Community Council Minutes
Community Council Meeting
December 14, 2021
Minutes
- Attendees
- Members Present -
- Parents – Alicia Willoughby, Marinda Fowler, Kristin Hall, Monica Cameron
- School Members – Mary Jo Williams, Kelani Maughan, Deana Davis
- Members Absent -
- Parents
- Jenny Smith
- School Members
- Parents
- Guests
- Parents- none
- School Members- Shawna Blamires
- Members Present -
- Welcome
- Kristin Hall welcomed members and opened the meeting.
- Review of Prior Meeting's Minutes
- Motion to approve last month’s meeting notes by Alicia Willoughby,seconded by Kristen Hall.
- 2021-2022 Trustland Plan
- Review Budget Allocations
- Carried over $195.61 from last year.
- Chromebook Expenditure = $15,103.00
- Aides Salaries to this date = $11.382.39
- We were able to hire another Reading RTI aide to replace the one that quit.
- Review Budget Allocations
- Data Review with Shawna Blamires—ELA Learning Gaps 2021-2022
- Information being implemented from the LTRS course. Already making our teachers better reading instructors.
- Whole language learning only works for 40% of learners. Now we can close the gap for those that don’t learn just from natural literature exposure.
- Accuracy is going up! Far fewer mistakes or children can fix their own mistakes ( input from Mrs. Maughan)
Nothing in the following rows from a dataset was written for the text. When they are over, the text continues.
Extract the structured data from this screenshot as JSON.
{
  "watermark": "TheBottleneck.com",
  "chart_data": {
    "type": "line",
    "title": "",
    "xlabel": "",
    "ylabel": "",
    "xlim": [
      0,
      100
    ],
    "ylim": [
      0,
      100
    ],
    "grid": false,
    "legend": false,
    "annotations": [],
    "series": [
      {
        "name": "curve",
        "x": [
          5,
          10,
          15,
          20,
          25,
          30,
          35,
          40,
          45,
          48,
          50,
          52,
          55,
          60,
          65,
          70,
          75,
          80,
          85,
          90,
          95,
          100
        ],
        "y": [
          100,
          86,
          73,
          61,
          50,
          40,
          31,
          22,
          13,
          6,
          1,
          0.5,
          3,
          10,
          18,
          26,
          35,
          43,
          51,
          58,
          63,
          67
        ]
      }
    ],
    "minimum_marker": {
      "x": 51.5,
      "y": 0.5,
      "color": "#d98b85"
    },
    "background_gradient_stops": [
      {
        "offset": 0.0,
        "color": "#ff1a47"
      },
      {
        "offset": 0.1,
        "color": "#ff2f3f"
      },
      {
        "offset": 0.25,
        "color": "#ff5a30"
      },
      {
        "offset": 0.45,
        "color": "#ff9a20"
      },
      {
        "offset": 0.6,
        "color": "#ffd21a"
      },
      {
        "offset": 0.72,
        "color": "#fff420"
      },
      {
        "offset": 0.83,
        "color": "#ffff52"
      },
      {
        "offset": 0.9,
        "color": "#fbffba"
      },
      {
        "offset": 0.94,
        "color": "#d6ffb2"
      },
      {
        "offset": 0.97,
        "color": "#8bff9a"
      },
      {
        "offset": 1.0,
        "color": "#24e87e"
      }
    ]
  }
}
- Redefining sight words as words kids can read on sight because they can decode words quickly. Every child will have a different set of sight words because each child learns differently.
- Looking at the data (Color-coded graphs according to pod colors)
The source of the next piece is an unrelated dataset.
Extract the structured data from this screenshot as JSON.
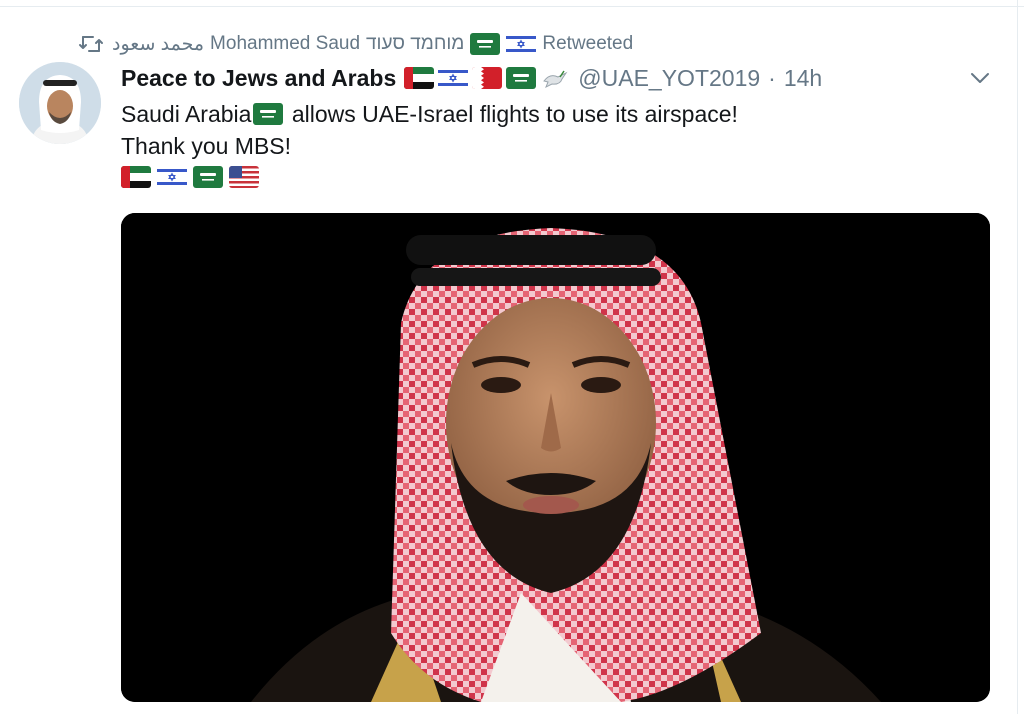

- Phonological Awareness is playing with sounds (the ability to work with sounds in spoken language; sets stage for decoding and blending). Being used in Tier 1 and Tier 2 interventions. (Whole group and individual/small group).
- Example: using Heggerty videos or the one-minute lists in later grades
- Hoping to fill gaps. Some 1st-3rd graders not able to meet end of kindergarten benchmarks
- Possibility of false negatives because the test and tasks were new to the kids
- Ms. Blamires is able to discuss individual children's data with parents if requested.
- Second graders doing better with 2nd grade Phonological Awareness benchmarks than the 3rd graders are (though both grades are low)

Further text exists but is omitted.